If your company maintains flexible spending arrangements (FSAs) for the healthcare expenses of employees, an important deadline may be looming: March 15, 2019. For many healthcare FSAs, this is the last day you can withdraw funds from the balance in your account for 2018.

Background: An FSA is funded with pre-tax dollars, so there are significant tax savings for employees. Furthermore, the employer does not have to pay Social Security and Medicare (FICA) taxes or federal unemployment (FUTA) tax on amounts that employees contribute to their FSAs. Those benefits may offset some or all of the administration costs of operating the plan. Thus, FSAs can be a “win-win situation” for employers and employees.

Distributions from healthcare FSAs that are made for qualified expenses—for example, the cost of LASIK surgery or braces for your children— are not subject to tax. But any withdrawals made for non-qualified expenses are fully taxable.

Under recent tax law changes, the amount that can be contributed annually to a healthcare FSA is limited. For 2018, the limit was $2,650. It is increasing slightly to $2,700 for 2019.

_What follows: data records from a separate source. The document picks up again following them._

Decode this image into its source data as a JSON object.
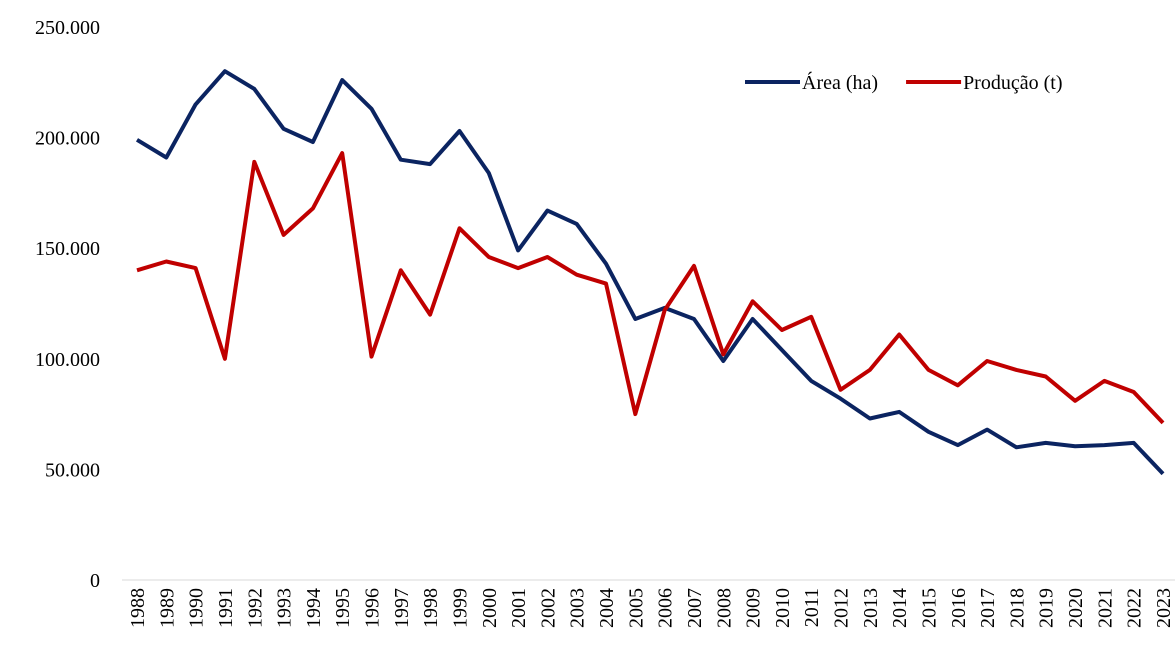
{
  "chart_data": {
    "type": "line",
    "categories": [
      "1988",
      "1989",
      "1990",
      "1991",
      "1992",
      "1993",
      "1994",
      "1995",
      "1996",
      "1997",
      "1998",
      "1999",
      "2000",
      "2001",
      "2002",
      "2003",
      "2004",
      "2005",
      "2006",
      "2007",
      "2008",
      "2009",
      "2010",
      "2011",
      "2012",
      "2013",
      "2014",
      "2015",
      "2016",
      "2017",
      "2018",
      "2019",
      "2020",
      "2021",
      "2022",
      "2023"
    ],
    "series": [
      {
        "name": "Área (ha)",
        "color": "#0b2461",
        "values": [
          199000,
          191000,
          215000,
          230000,
          222000,
          204000,
          198000,
          226000,
          213000,
          190000,
          188000,
          203000,
          184000,
          149000,
          167000,
          161000,
          143000,
          118000,
          123000,
          118000,
          99000,
          118000,
          104000,
          90000,
          82000,
          73000,
          76000,
          67000,
          61000,
          68000,
          60000,
          62000,
          60500,
          61000,
          62000,
          48000
        ]
      },
      {
        "name": "Produção (t)",
        "color": "#c00000",
        "values": [
          140000,
          144000,
          141000,
          100000,
          189000,
          156000,
          168000,
          193000,
          101000,
          140000,
          120000,
          159000,
          146000,
          141000,
          146000,
          138000,
          134000,
          75000,
          122000,
          142000,
          102000,
          126000,
          113000,
          119000,
          86000,
          95000,
          111000,
          95000,
          88000,
          99000,
          95000,
          92000,
          81000,
          90000,
          85000,
          71000
        ]
      }
    ],
    "ylim": [
      0,
      250000
    ],
    "yticks": [
      0,
      {
        "value": 50000,
        "label": "50.000"
      },
      {
        "value": 100000,
        "label": "100.000"
      },
      {
        "value": 150000,
        "label": "150.000"
      },
      {
        "value": 200000,
        "label": "200.000"
      },
      {
        "value": 250000,
        "label": "250.000"
      }
    ],
    "legend": "top-right"
  }
}
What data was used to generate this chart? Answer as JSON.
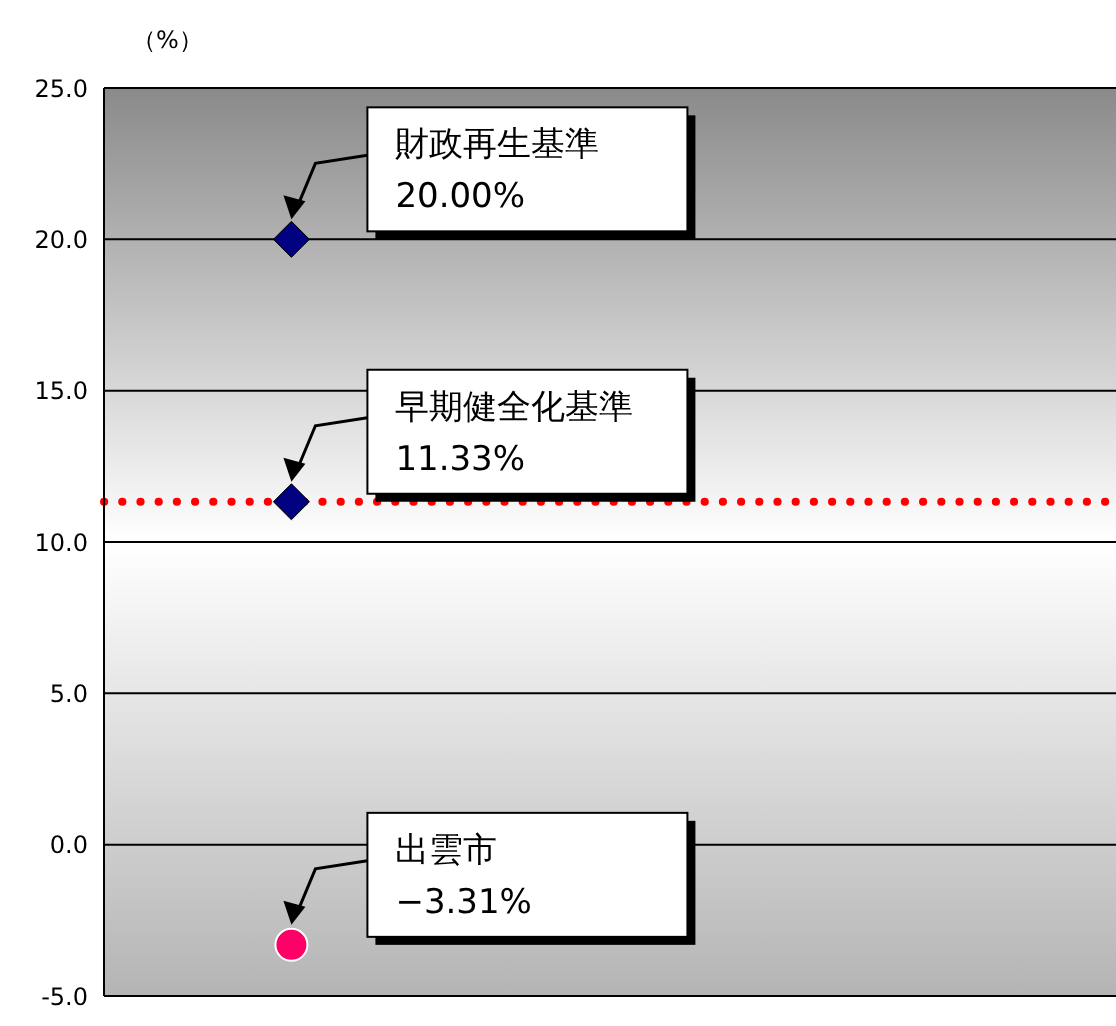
{
  "chart_data": {
    "type": "scatter",
    "ylabel": "（%）",
    "categories": [
      null
    ],
    "series": [
      {
        "color": "#000080",
        "values": [
          20.0
        ],
        "marker": "diamond"
      },
      {
        "color": "#000080",
        "values": [
          11.33
        ],
        "marker": "diamond"
      },
      {
        "color": "#ff0066",
        "values": [
          -3.31
        ],
        "marker": "circle"
      }
    ],
    "ylim": [
      -5,
      25
    ],
    "yticks": [
      {
        "value": -5,
        "label": "-5.0"
      },
      {
        "value": 0,
        "label": "0.0"
      },
      {
        "value": 5,
        "label": "5.0"
      },
      {
        "value": 10,
        "label": "10.0"
      },
      {
        "value": 15,
        "label": "15.0"
      },
      {
        "value": 20,
        "label": "20.0"
      },
      {
        "value": 25,
        "label": "25.0"
      }
    ],
    "grid": "y",
    "ref_lines": [
      {
        "axis": "y",
        "value": 11.33,
        "color": "#ff0000",
        "line_style": "dotted"
      }
    ],
    "annotations": [
      "財政再生基準\n20.00%",
      "早期健全化基準\n11.33%",
      "出雲市\n−3.31%"
    ]
  }
}
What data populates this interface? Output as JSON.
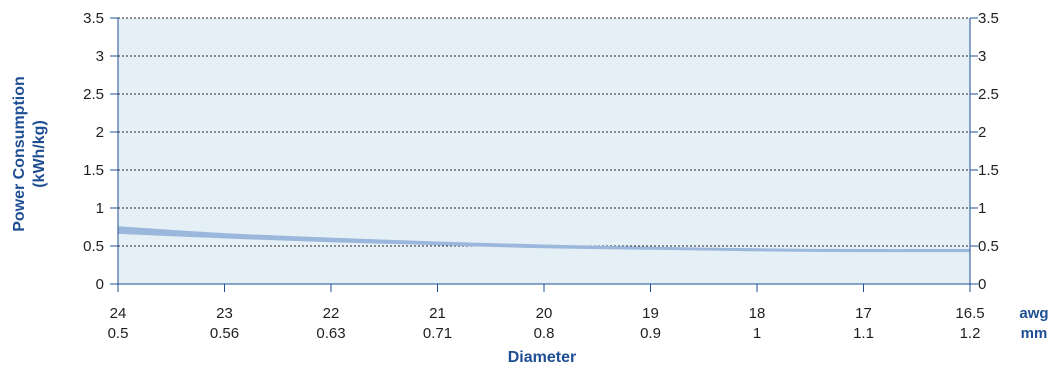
{
  "chart_data": {
    "type": "area",
    "ylabel_line1": "Power Consumption",
    "ylabel_line2": "(kWh/kg)",
    "xlabel": "Diameter",
    "ylim": [
      0,
      3.5
    ],
    "yticks": [
      "0",
      "0.5",
      "1",
      "1.5",
      "2",
      "2.5",
      "3",
      "3.5"
    ],
    "x_awg": [
      "24",
      "23",
      "22",
      "21",
      "20",
      "19",
      "18",
      "17",
      "16.5"
    ],
    "x_mm": [
      "0.5",
      "0.56",
      "0.63",
      "0.71",
      "0.8",
      "0.9",
      "1",
      "1.1",
      "1.2"
    ],
    "x_unit_awg": "awg",
    "x_unit_mm": "mm",
    "grid": "horizontal dotted",
    "band_color": "#9bb7dc",
    "plot_bg": "#e5eff6",
    "axis_color": "#1f4f93",
    "series": [
      {
        "upper": [
          0.76,
          0.67,
          0.61,
          0.56,
          0.52,
          0.49,
          0.47,
          0.46,
          0.46
        ],
        "lower": [
          0.66,
          0.6,
          0.55,
          0.51,
          0.47,
          0.45,
          0.43,
          0.42,
          0.42
        ]
      }
    ]
  }
}
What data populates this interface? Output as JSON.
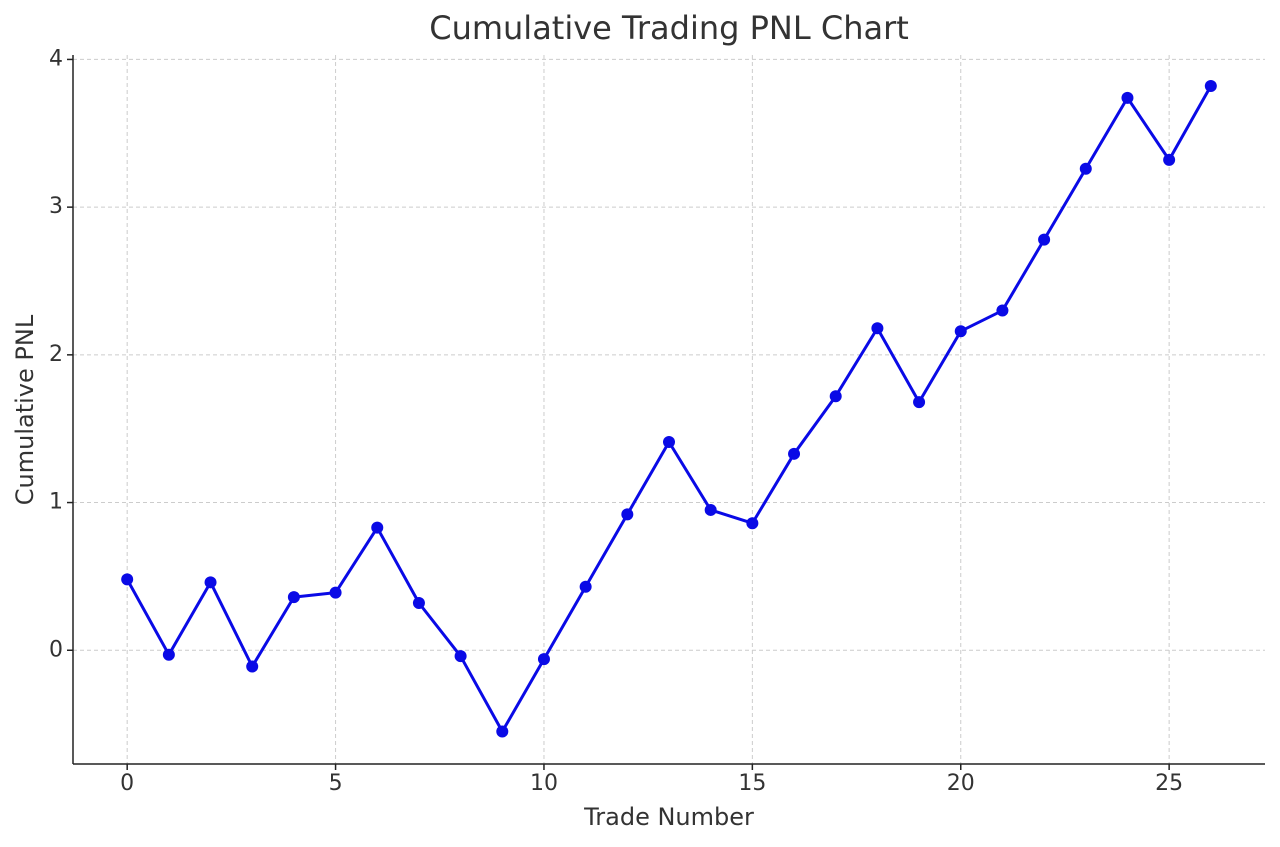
{
  "chart_data": {
    "type": "line",
    "title": "Cumulative Trading PNL Chart",
    "x_label": "Trade Number",
    "y_label": "Cumulative PNL",
    "x": [
      0,
      1,
      2,
      3,
      4,
      5,
      6,
      7,
      8,
      9,
      10,
      11,
      12,
      13,
      14,
      15,
      16,
      17,
      18,
      19,
      20,
      21,
      22,
      23,
      24,
      25,
      26
    ],
    "values": [
      0.48,
      -0.03,
      0.46,
      -0.11,
      0.36,
      0.39,
      0.83,
      0.32,
      -0.04,
      -0.55,
      -0.06,
      0.43,
      0.92,
      1.41,
      0.95,
      0.86,
      1.33,
      1.72,
      2.18,
      1.68,
      2.16,
      2.3,
      2.78,
      3.26,
      3.74,
      3.32,
      3.82
    ],
    "color": "#0a0ae6",
    "marker": true,
    "xlim": [
      -1.3,
      27.3
    ],
    "xticks": [
      0,
      5,
      10,
      15,
      20,
      25
    ],
    "ylim": [
      -0.77,
      4.03
    ],
    "yticks": [
      0,
      1,
      2,
      3,
      4
    ],
    "grid": true
  }
}
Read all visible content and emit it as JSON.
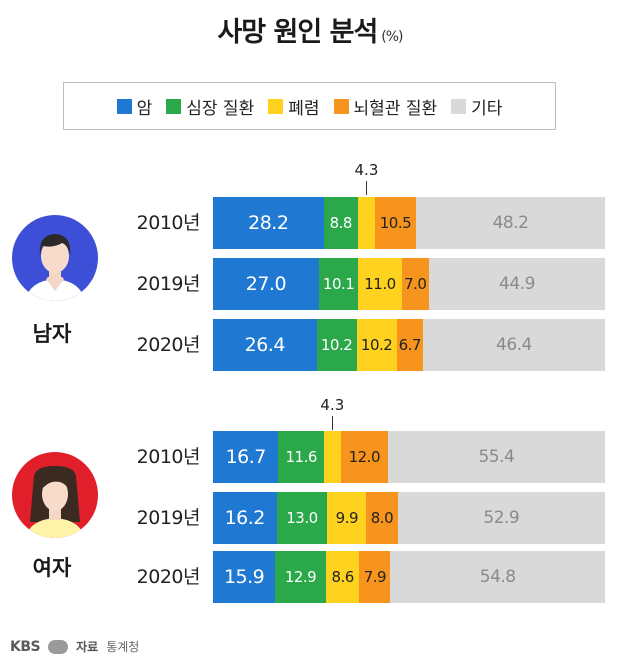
{
  "title": "사망 원인 분석",
  "title_unit": "(%)",
  "legend": [
    {
      "label": "암",
      "color": "#1f78d1"
    },
    {
      "label": "심장 질환",
      "color": "#2aa84a"
    },
    {
      "label": "폐렴",
      "color": "#ffd21f"
    },
    {
      "label": "뇌혈관 질환",
      "color": "#f7941d"
    },
    {
      "label": "기타",
      "color": "#d9d9d9"
    }
  ],
  "chart_data": {
    "type": "bar",
    "stacked": true,
    "orientation": "horizontal",
    "title": "사망 원인 분석",
    "unit": "(%)",
    "series_names": [
      "암",
      "심장 질환",
      "폐렴",
      "뇌혈관 질환",
      "기타"
    ],
    "groups": [
      {
        "label": "남자",
        "rows": [
          {
            "year": "2010년",
            "values": [
              28.2,
              8.8,
              4.3,
              10.5,
              48.2
            ]
          },
          {
            "year": "2019년",
            "values": [
              27.0,
              10.1,
              11.0,
              7.0,
              44.9
            ]
          },
          {
            "year": "2020년",
            "values": [
              26.4,
              10.2,
              10.2,
              6.7,
              46.4
            ]
          }
        ]
      },
      {
        "label": "여자",
        "rows": [
          {
            "year": "2010년",
            "values": [
              16.7,
              11.6,
              4.3,
              12.0,
              55.4
            ]
          },
          {
            "year": "2019년",
            "values": [
              16.2,
              13.0,
              9.9,
              8.0,
              52.9
            ]
          },
          {
            "year": "2020년",
            "values": [
              15.9,
              12.9,
              8.6,
              7.9,
              54.8
            ]
          }
        ]
      }
    ],
    "callouts": [
      "4.3",
      "4.3"
    ]
  },
  "footer": {
    "brand": "KBS",
    "source_label": "자료",
    "source": "통계청"
  }
}
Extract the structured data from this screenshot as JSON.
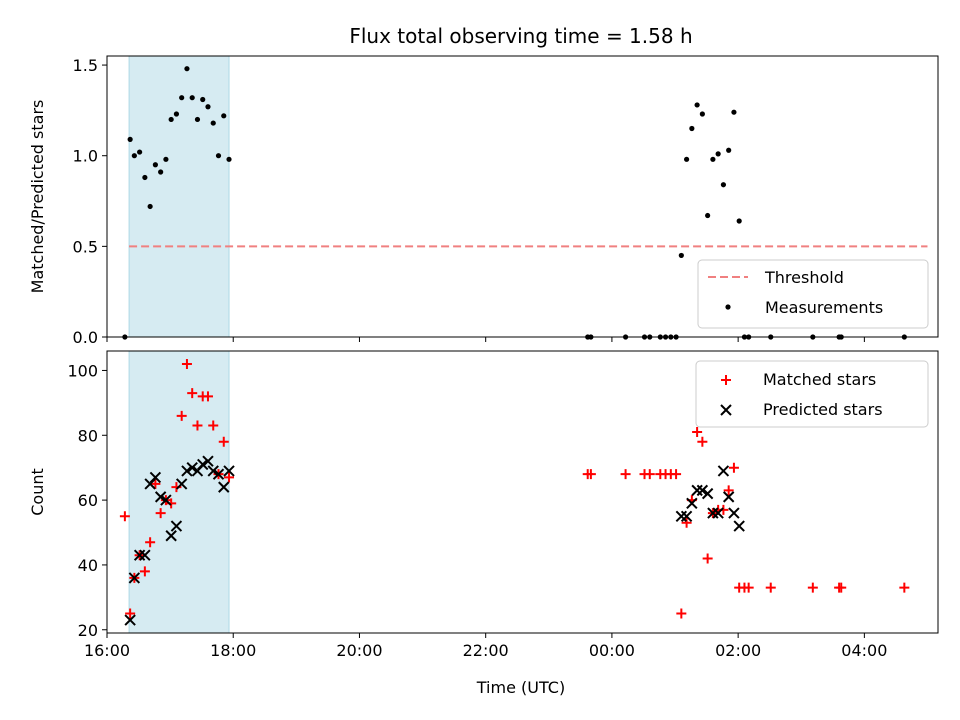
{
  "title": "Flux total observing time = 1.58 h",
  "x_label": "Time (UTC)",
  "colors": {
    "threshold": "#f08080",
    "measurements": "#000000",
    "matched": "#ff0000",
    "predicted": "#000000",
    "shade": "#add8e6"
  },
  "chart_data": [
    {
      "type": "scatter",
      "panel": "top",
      "ylabel": "Matched/Predicted stars",
      "xlim": [
        "16:00",
        "05:10"
      ],
      "ylim": [
        0,
        1.55
      ],
      "y_ticks": [
        0.0,
        0.5,
        1.0,
        1.5
      ],
      "y_tick_labels": [
        "0.0",
        "0.5",
        "1.0",
        "1.5"
      ],
      "x_ticks": [
        "16:00",
        "18:00",
        "20:00",
        "22:00",
        "00:00",
        "02:00",
        "04:00"
      ],
      "x_tick_labels": [],
      "shaded_span": [
        "16:21",
        "17:56"
      ],
      "legend": {
        "placement": "lower right",
        "entries": [
          "Threshold",
          "Measurements"
        ]
      },
      "series": [
        {
          "name": "Threshold",
          "style": "dashed-line",
          "x": [
            "16:21",
            "05:00"
          ],
          "y": [
            0.5,
            0.5
          ]
        },
        {
          "name": "Measurements",
          "style": "dot",
          "x": [
            "16:17",
            "16:22",
            "16:26",
            "16:31",
            "16:36",
            "16:41",
            "16:46",
            "16:51",
            "16:56",
            "17:01",
            "17:06",
            "17:11",
            "17:16",
            "17:21",
            "17:26",
            "17:31",
            "17:36",
            "17:41",
            "17:46",
            "17:51",
            "17:56",
            "23:37",
            "23:40",
            "00:13",
            "00:31",
            "00:36",
            "00:46",
            "00:51",
            "00:56",
            "01:01",
            "01:06",
            "01:11",
            "01:16",
            "01:21",
            "01:26",
            "01:31",
            "01:36",
            "01:41",
            "01:46",
            "01:51",
            "01:56",
            "02:01",
            "02:06",
            "02:10",
            "02:31",
            "03:11",
            "03:36",
            "03:38",
            "04:38"
          ],
          "y": [
            0.0,
            1.09,
            1.0,
            1.02,
            0.88,
            0.72,
            0.95,
            0.91,
            0.98,
            1.2,
            1.23,
            1.32,
            1.48,
            1.32,
            1.2,
            1.31,
            1.27,
            1.18,
            1.0,
            1.22,
            0.98,
            0.0,
            0.0,
            0.0,
            0.0,
            0.0,
            0.0,
            0.0,
            0.0,
            0.0,
            0.45,
            0.98,
            1.15,
            1.28,
            1.23,
            0.67,
            0.98,
            1.01,
            0.84,
            1.03,
            1.24,
            0.64,
            0.0,
            0.0,
            0.0,
            0.0,
            0.0,
            0.0,
            0.0
          ]
        }
      ]
    },
    {
      "type": "scatter",
      "panel": "bottom",
      "ylabel": "Count",
      "xlim": [
        "16:00",
        "05:10"
      ],
      "ylim": [
        19,
        106
      ],
      "y_ticks": [
        20,
        40,
        60,
        80,
        100
      ],
      "y_tick_labels": [
        "20",
        "40",
        "60",
        "80",
        "100"
      ],
      "x_ticks": [
        "16:00",
        "18:00",
        "20:00",
        "22:00",
        "00:00",
        "02:00",
        "04:00"
      ],
      "x_tick_labels": [
        "16:00",
        "18:00",
        "20:00",
        "22:00",
        "00:00",
        "02:00",
        "04:00"
      ],
      "shaded_span": [
        "16:21",
        "17:56"
      ],
      "legend": {
        "placement": "upper right",
        "entries": [
          "Matched stars",
          "Predicted stars"
        ]
      },
      "series": [
        {
          "name": "Matched stars",
          "style": "plus",
          "x": [
            "16:17",
            "16:22",
            "16:26",
            "16:31",
            "16:36",
            "16:41",
            "16:46",
            "16:51",
            "16:56",
            "17:01",
            "17:06",
            "17:11",
            "17:16",
            "17:21",
            "17:26",
            "17:31",
            "17:36",
            "17:41",
            "17:46",
            "17:51",
            "17:56",
            "23:37",
            "23:40",
            "00:13",
            "00:31",
            "00:36",
            "00:46",
            "00:51",
            "00:56",
            "01:01",
            "01:06",
            "01:11",
            "01:16",
            "01:21",
            "01:26",
            "01:31",
            "01:36",
            "01:41",
            "01:46",
            "01:51",
            "01:56",
            "02:01",
            "02:06",
            "02:10",
            "02:31",
            "03:11",
            "03:36",
            "03:38",
            "04:38"
          ],
          "y": [
            55,
            25,
            36,
            43,
            38,
            47,
            65,
            56,
            60,
            59,
            64,
            86,
            102,
            93,
            83,
            92,
            92,
            83,
            68,
            78,
            67,
            68,
            68,
            68,
            68,
            68,
            68,
            68,
            68,
            68,
            25,
            53,
            60,
            81,
            78,
            42,
            56,
            57,
            57,
            63,
            70,
            33,
            33,
            33,
            33,
            33,
            33,
            33,
            33
          ]
        },
        {
          "name": "Predicted stars",
          "style": "x",
          "x": [
            "16:22",
            "16:26",
            "16:31",
            "16:36",
            "16:41",
            "16:46",
            "16:51",
            "16:56",
            "17:01",
            "17:06",
            "17:11",
            "17:16",
            "17:21",
            "17:26",
            "17:31",
            "17:36",
            "17:41",
            "17:46",
            "17:51",
            "17:56",
            "01:06",
            "01:11",
            "01:16",
            "01:21",
            "01:26",
            "01:31",
            "01:36",
            "01:41",
            "01:46",
            "01:51",
            "01:56",
            "02:01"
          ],
          "y": [
            23,
            36,
            43,
            43,
            65,
            67,
            61,
            60,
            49,
            52,
            65,
            69,
            70,
            69,
            71,
            72,
            69,
            68,
            64,
            69,
            55,
            55,
            59,
            63,
            63,
            62,
            56,
            56,
            69,
            61,
            56,
            52
          ]
        }
      ]
    }
  ]
}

At the start of the year, employees must decide how much of their wages to allocate to their FSAs. Usually, this decision requires some advance planning, especially when you factor in the “use-it-or-lose it” rule.

How it works: If an employee does not withdraw the funds remaining in the FSA before the end of the year, this amount is forfeited. However, if your firm provides a grace period, employees may take an extra 2½ months to use up their FSA funds. Therefore, the effective deadline for the 2018 plan year may be March 15, 2019.

Alternatively, an employer may allow an employee to carry over up to $500 of unused FSA funds to the next year. For instance, if an employee has $300 left over in a healthcare FSA from 2018, he or she can carry over the $300 to the FSA for qualified expenses in 2019. But employers cannot permit both the grace period and the carryover rule— it has to be one or the other.

In addition, if a plan has a “run-out period,” employees generally have up to 90 days beyond the end of the plan year to request reimbursements for expenses incurred during the previous plan year. After this time elapses, any remaining funds are forfeited. For a plan year ending December 31, 2018, the run-out period for filing claims ends on March 31, 2019.

Best approach: Check the balance in your healthcare FSA. If you have unused funds that will be forfeited after March 15, consider expenditures you might make at this time, such as contact lenses or first-aid kits. The money is yours, at least for now, so you may as well spend it. Also, if your plan includes a run-out period, submit claims before the end of March.